FIG. 4 illustrates the simplified general diagram of a laser pyrolysis type installation, according to one aspect of the invention. The silane reactant SiH4 is introduced in gaseous form. The flow rate of the silane is regulated by a valve VI and the silane is conveyed to a reaction chamber CR at a controlled pressure P below atmospheric pressure by means of a feed pipe C1. The acetylene reactant is introduced in the form gas. The acetylene C2I-12 is conveyed by means of a conduit C2 to the reactor chamber CR at a controlled pressure P below atmospheric pressure. A Pure Ac purifier from Air Liquide (registered trademark) is introduced into the acetylene supply pipe C2. The purifier must be positioned upstream of the control valve V2 and downstream of the acetylene cylinder C2H2. Acetone present in the mixture of acetylene and acetone is removed. Thus, the ratio of the proportion of acetone to acetylene is kept constant. Inside the reaction chamber, gaseous precursors, in this case silane SiH4 and acetylene C2H2, interact with the laser beam. The emission spectrum of the laser resonates with the absorption spectrum of at least one of the precursors. Energy transfer occurs by excitation of the vibrational levels of the molecules that absorb energy from the laser beam. The energy is then transmitted to the entire reaction medium. During this process, a flame appears in which nanoparticles form. At the flame outlet, the nanoparticles undergo a quenching effect that inhibits their growth. The formed nanoparticles are directed to a nanopowder collector 2.
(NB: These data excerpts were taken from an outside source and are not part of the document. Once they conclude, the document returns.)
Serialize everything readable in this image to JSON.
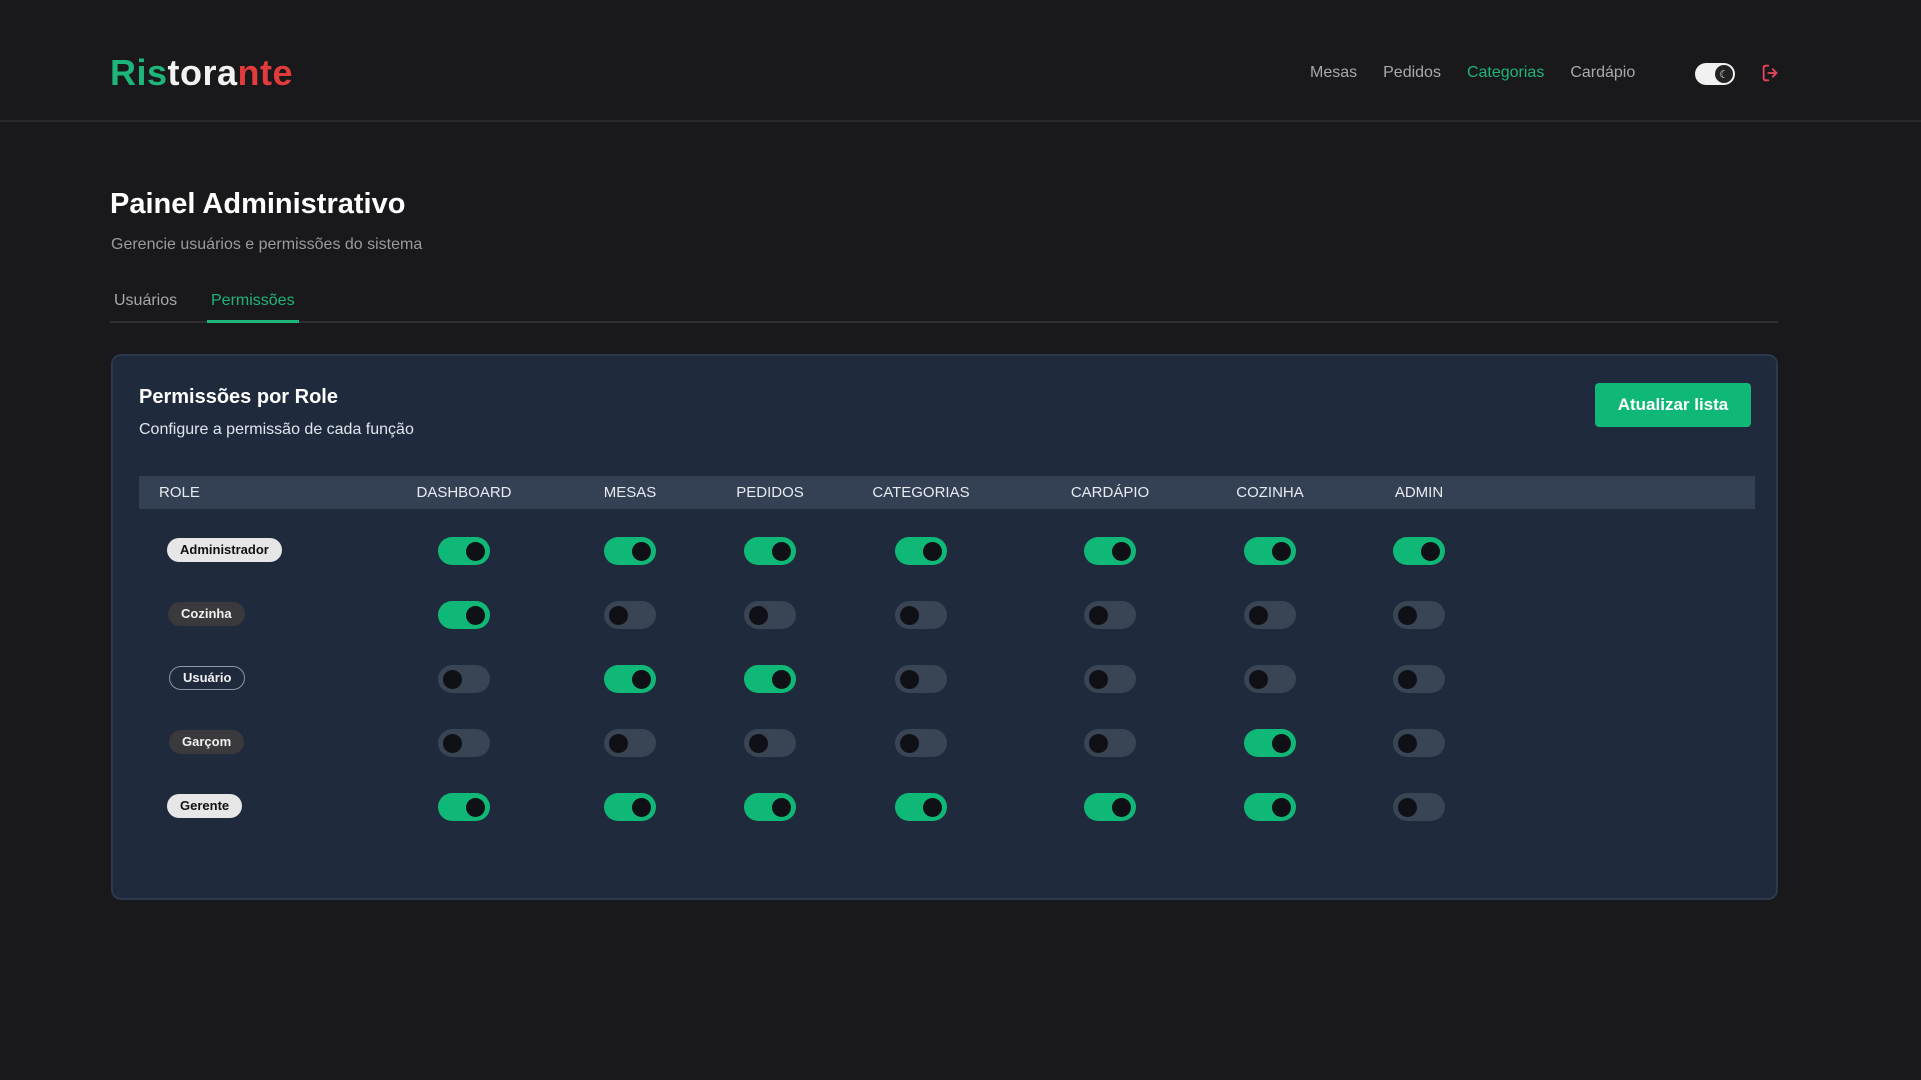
{
  "brand": {
    "part1": "Ris",
    "part2": "tora",
    "part3": "nte"
  },
  "nav": [
    {
      "label": "Mesas",
      "active": false
    },
    {
      "label": "Pedidos",
      "active": false
    },
    {
      "label": "Categorias",
      "active": true
    },
    {
      "label": "Cardápio",
      "active": false
    }
  ],
  "page": {
    "title": "Painel Administrativo",
    "subtitle": "Gerencie usuários e permissões do sistema"
  },
  "tabs": [
    {
      "label": "Usuários",
      "active": false
    },
    {
      "label": "Permissões",
      "active": true
    }
  ],
  "card": {
    "title": "Permissões por Role",
    "subtitle": "Configure a permissão de cada função",
    "refresh_label": "Atualizar lista"
  },
  "table": {
    "columns": [
      "ROLE",
      "DASHBOARD",
      "MESAS",
      "PEDIDOS",
      "CATEGORIAS",
      "CARDÁPIO",
      "COZINHA",
      "ADMIN"
    ],
    "rows": [
      {
        "role": "Administrador",
        "style": "light",
        "perms": [
          true,
          true,
          true,
          true,
          true,
          true,
          true
        ]
      },
      {
        "role": "Cozinha",
        "style": "dark",
        "perms": [
          true,
          false,
          false,
          false,
          false,
          false,
          false
        ]
      },
      {
        "role": "Usuário",
        "style": "outline",
        "perms": [
          false,
          true,
          true,
          false,
          false,
          false,
          false
        ]
      },
      {
        "role": "Garçom",
        "style": "dark",
        "perms": [
          false,
          false,
          false,
          false,
          false,
          true,
          false
        ]
      },
      {
        "role": "Gerente",
        "style": "light",
        "perms": [
          true,
          true,
          true,
          true,
          true,
          true,
          false
        ]
      }
    ]
  },
  "colors": {
    "accent": "#10b877",
    "danger": "#e23b3b",
    "card_bg": "#1f2a3c",
    "page_bg": "#19191b"
  },
  "icons": {
    "theme": "moon-icon",
    "logout": "logout-icon"
  }
}
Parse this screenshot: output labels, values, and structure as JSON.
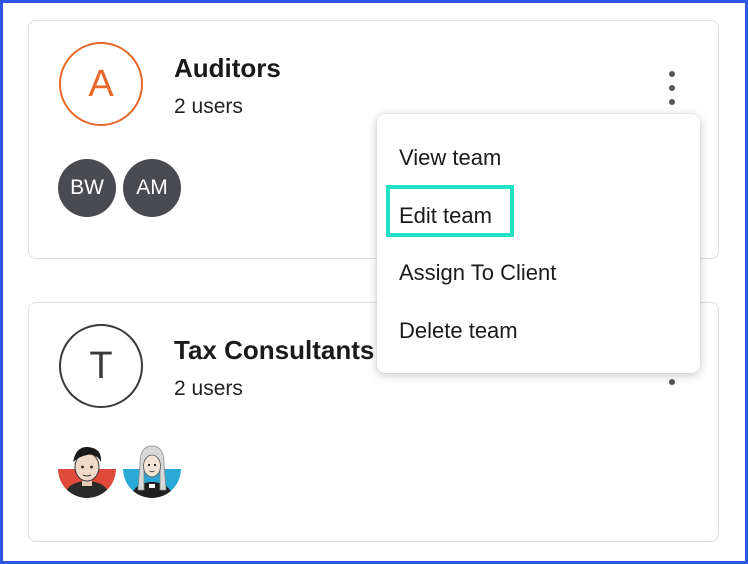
{
  "teams": [
    {
      "initial": "A",
      "name": "Auditors",
      "count": "2 users",
      "accent": "#e8692a",
      "members": [
        "BW",
        "AM"
      ]
    },
    {
      "initial": "T",
      "name": "Tax Consultants",
      "count": "2 users",
      "accent": "#3a3a3a",
      "members": [
        "photo-avatar-male",
        "photo-avatar-female"
      ]
    }
  ],
  "menu": {
    "items": [
      "View team",
      "Edit team",
      "Assign To Client",
      "Delete team"
    ],
    "highlighted_index": 1,
    "highlight_color": "#21e0c5"
  },
  "icons": [
    "more-vertical-icon"
  ],
  "colors": {
    "frame_border": "#2f56e6",
    "member_bg": "#4a4b50"
  }
}
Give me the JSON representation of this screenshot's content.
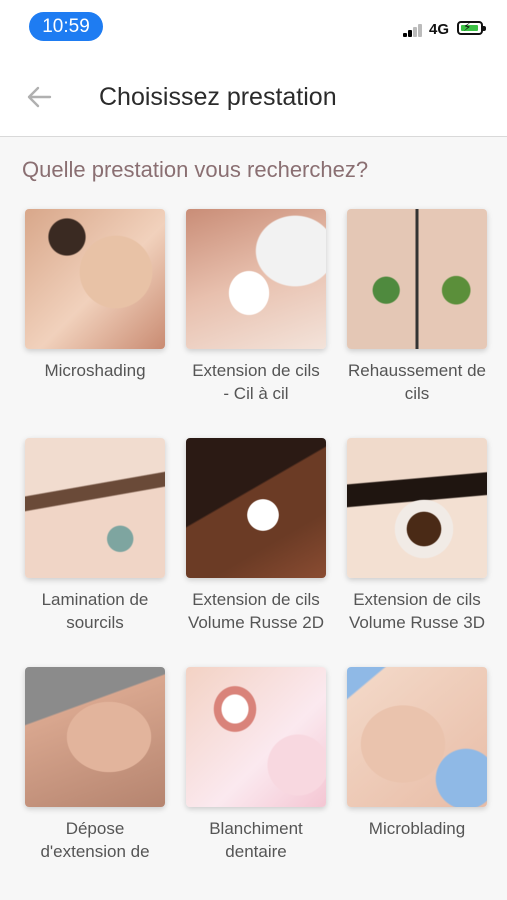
{
  "status": {
    "time": "10:59",
    "network": "4G"
  },
  "header": {
    "title": "Choisissez prestation",
    "back_icon": "arrow-left-icon"
  },
  "question": "Quelle prestation vous recherchez?",
  "services": [
    {
      "line1": "Microshading",
      "line2": ""
    },
    {
      "line1": "Extension de cils",
      "line2": "- Cil à cil"
    },
    {
      "line1": "Rehaussement de",
      "line2": "cils"
    },
    {
      "line1": "Lamination de",
      "line2": "sourcils"
    },
    {
      "line1": "Extension de cils",
      "line2": "Volume Russe 2D"
    },
    {
      "line1": "Extension de cils",
      "line2": "Volume Russe 3D"
    },
    {
      "line1": "Dépose",
      "line2": "d'extension de"
    },
    {
      "line1": "Blanchiment",
      "line2": "dentaire"
    },
    {
      "line1": "Microblading",
      "line2": ""
    }
  ],
  "colors": {
    "accent": "#1e7cf2",
    "question": "#8a6f72",
    "battery": "#3cc245"
  }
}
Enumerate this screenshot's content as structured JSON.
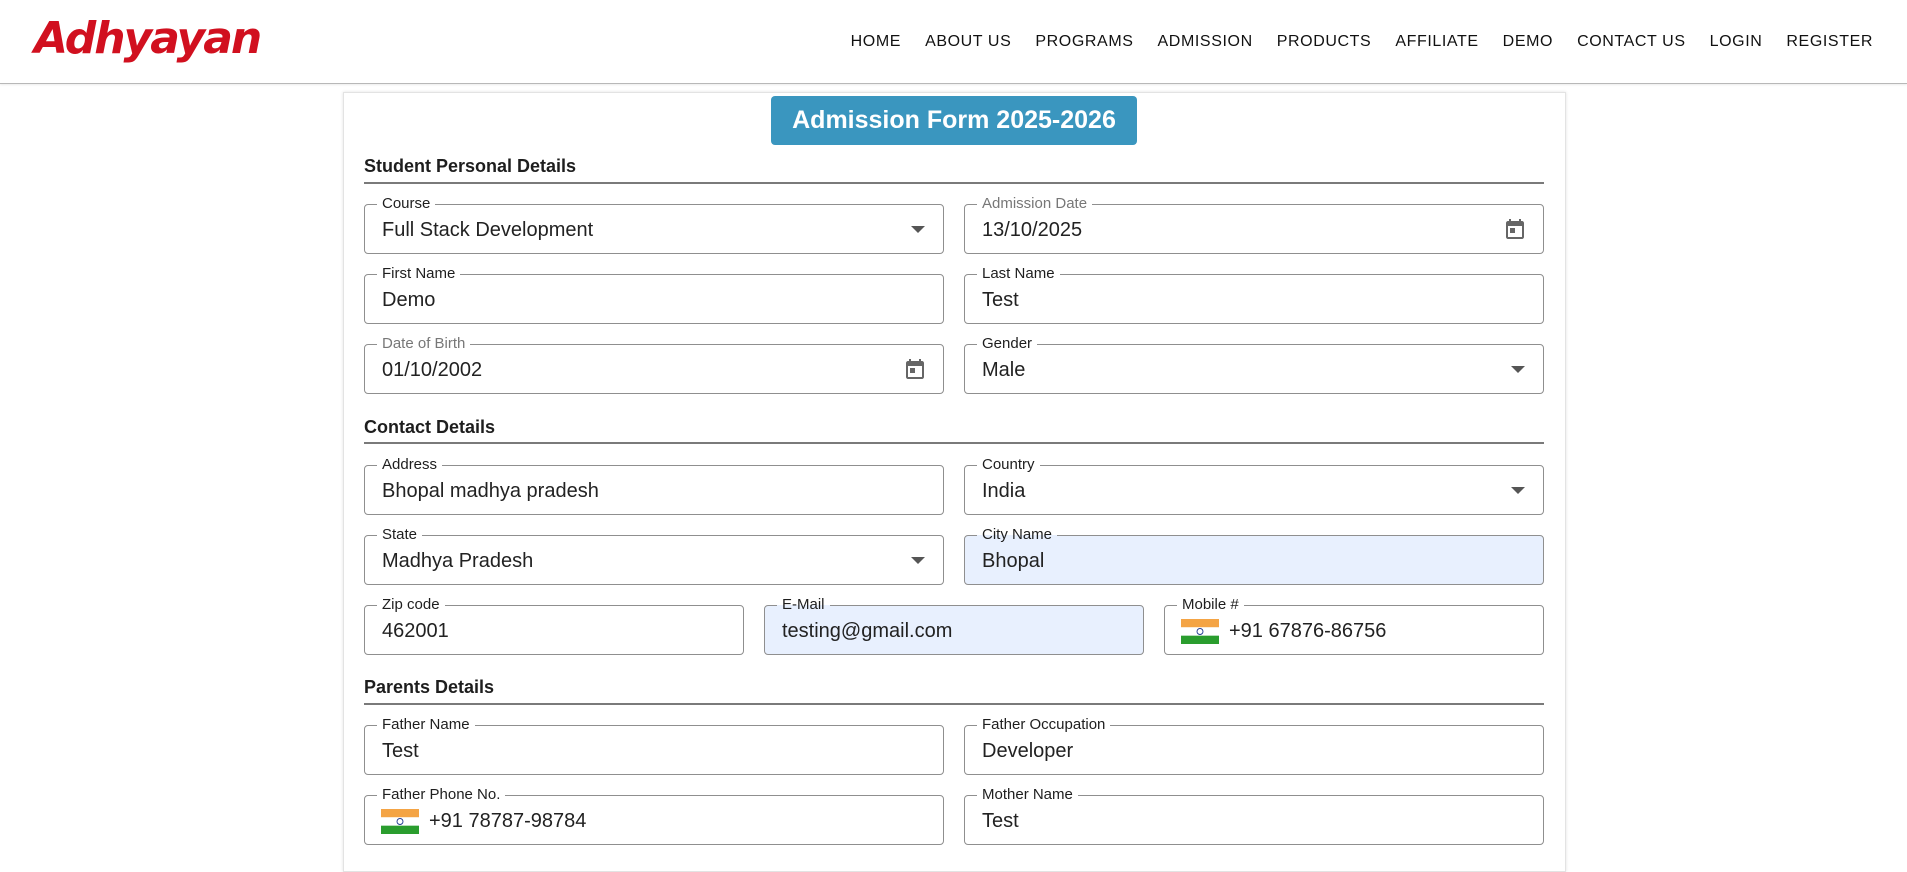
{
  "brand": {
    "logo": "Adhyayan"
  },
  "nav": [
    "HOME",
    "ABOUT US",
    "PROGRAMS",
    "ADMISSION",
    "PRODUCTS",
    "AFFILIATE",
    "DEMO",
    "CONTACT US",
    "LOGIN",
    "REGISTER"
  ],
  "form": {
    "title": "Admission Form 2025-2026",
    "sections": {
      "personal": "Student Personal Details",
      "contact": "Contact Details",
      "parents": "Parents Details"
    },
    "fields": {
      "course": {
        "label": "Course",
        "value": "Full Stack Development"
      },
      "admission_date": {
        "label": "Admission Date",
        "value": "13/10/2025"
      },
      "first_name": {
        "label": "First Name",
        "value": "Demo"
      },
      "last_name": {
        "label": "Last Name",
        "value": "Test"
      },
      "dob": {
        "label": "Date of Birth",
        "value": "01/10/2002"
      },
      "gender": {
        "label": "Gender",
        "value": "Male"
      },
      "address": {
        "label": "Address",
        "value": "Bhopal madhya pradesh"
      },
      "country": {
        "label": "Country",
        "value": "India"
      },
      "state": {
        "label": "State",
        "value": "Madhya Pradesh"
      },
      "city": {
        "label": "City Name",
        "value": "Bhopal"
      },
      "zip": {
        "label": "Zip code",
        "value": "462001"
      },
      "email": {
        "label": "E-Mail",
        "value": "testing@gmail.com"
      },
      "mobile": {
        "label": "Mobile #",
        "value": "+91 67876-86756"
      },
      "father_name": {
        "label": "Father Name",
        "value": "Test"
      },
      "father_occupation": {
        "label": "Father Occupation",
        "value": "Developer"
      },
      "father_phone": {
        "label": "Father Phone No.",
        "value": "+91 78787-98784"
      },
      "mother_name": {
        "label": "Mother Name",
        "value": "Test"
      }
    }
  },
  "colors": {
    "brand_red": "#d1101f",
    "title_blue": "#3a96bf",
    "autofill_bg": "#e8f0fe"
  },
  "icons": {
    "calendar": "calendar-icon",
    "dropdown": "chevron-down-icon",
    "flag": "india-flag-icon"
  }
}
FIG. 5 represents a diagram of the evolution of the X component of the light received by the colorimeter detector as a function of the production time of the nanopowders, according to one aspect of the invention. The nanopowders formed from the laser pyrolysis synthesis process according to one aspect of the invention are characterized by means of a SI-COLO-30-DIL colorimeter from Sensor Instrument (trade mark). The device sends a white light to the surface of the powder to be studied, the reflected light is sensed and directed to a color-sensitive receiver. The received light is separated into three color components red according to the component X, green according to the component Y and blue according to the component Z. The characterization of nanopowder SiC is done according to the component X. Figure 5 shows that the component X is constant during the synthesis time, which means that the color of the powder is constant. However, the color of the nanopowders is representative of a set of characteristics of a powder such as grain size, compactness, crystallinity and finally the chemical composition. The production on an industrial scale of the SiC powder has revealed variations in the physico-chemical properties and in particular the color, representative of the physico-chemical characteristics, of the nanopowders produced over time. It is the identification of the source of these color variations, following numerous investigations, which made it possible to produce SiC nanopowders on an industrial scale, while maintaining the proportions of acetylene and acetone in the reaction mixture during the synthesis.

Claims (5)

REVENDICATIONS1. A process for synthesizing silicon carbide (SiC) by laser or plasma pyrolysis using a reaction mixture comprising acetylene, acetone and silane characterized in that said reaction mixture is regulated so that the proportions of acetylene, acetone and silane of said reaction mixture are kept constant during the synthesis. 10 2. The process according to claim 1, wherein the proportion of acetylene is kept constant over time with respect to the proportion of silane by modifying respective acetylene and acetone flow rate instructions during the synthesis. 15 The process of claim 1 wherein the acetone is removed from said reaction mixture. 4. The method of claim 3 wherein the acetone is removed by means of a purifier. 20 5. System for synthesizing silicon carbide (SiC) by laser or plasma pyrolysis, comprising means for injecting a reaction mixture comprising acetylene, acetone and silane, characterized in that it comprises means for controlling said reaction mixture adapted to maintain the proportions of acetylene, acetone and silane of said reaction mixture constant during synthesis.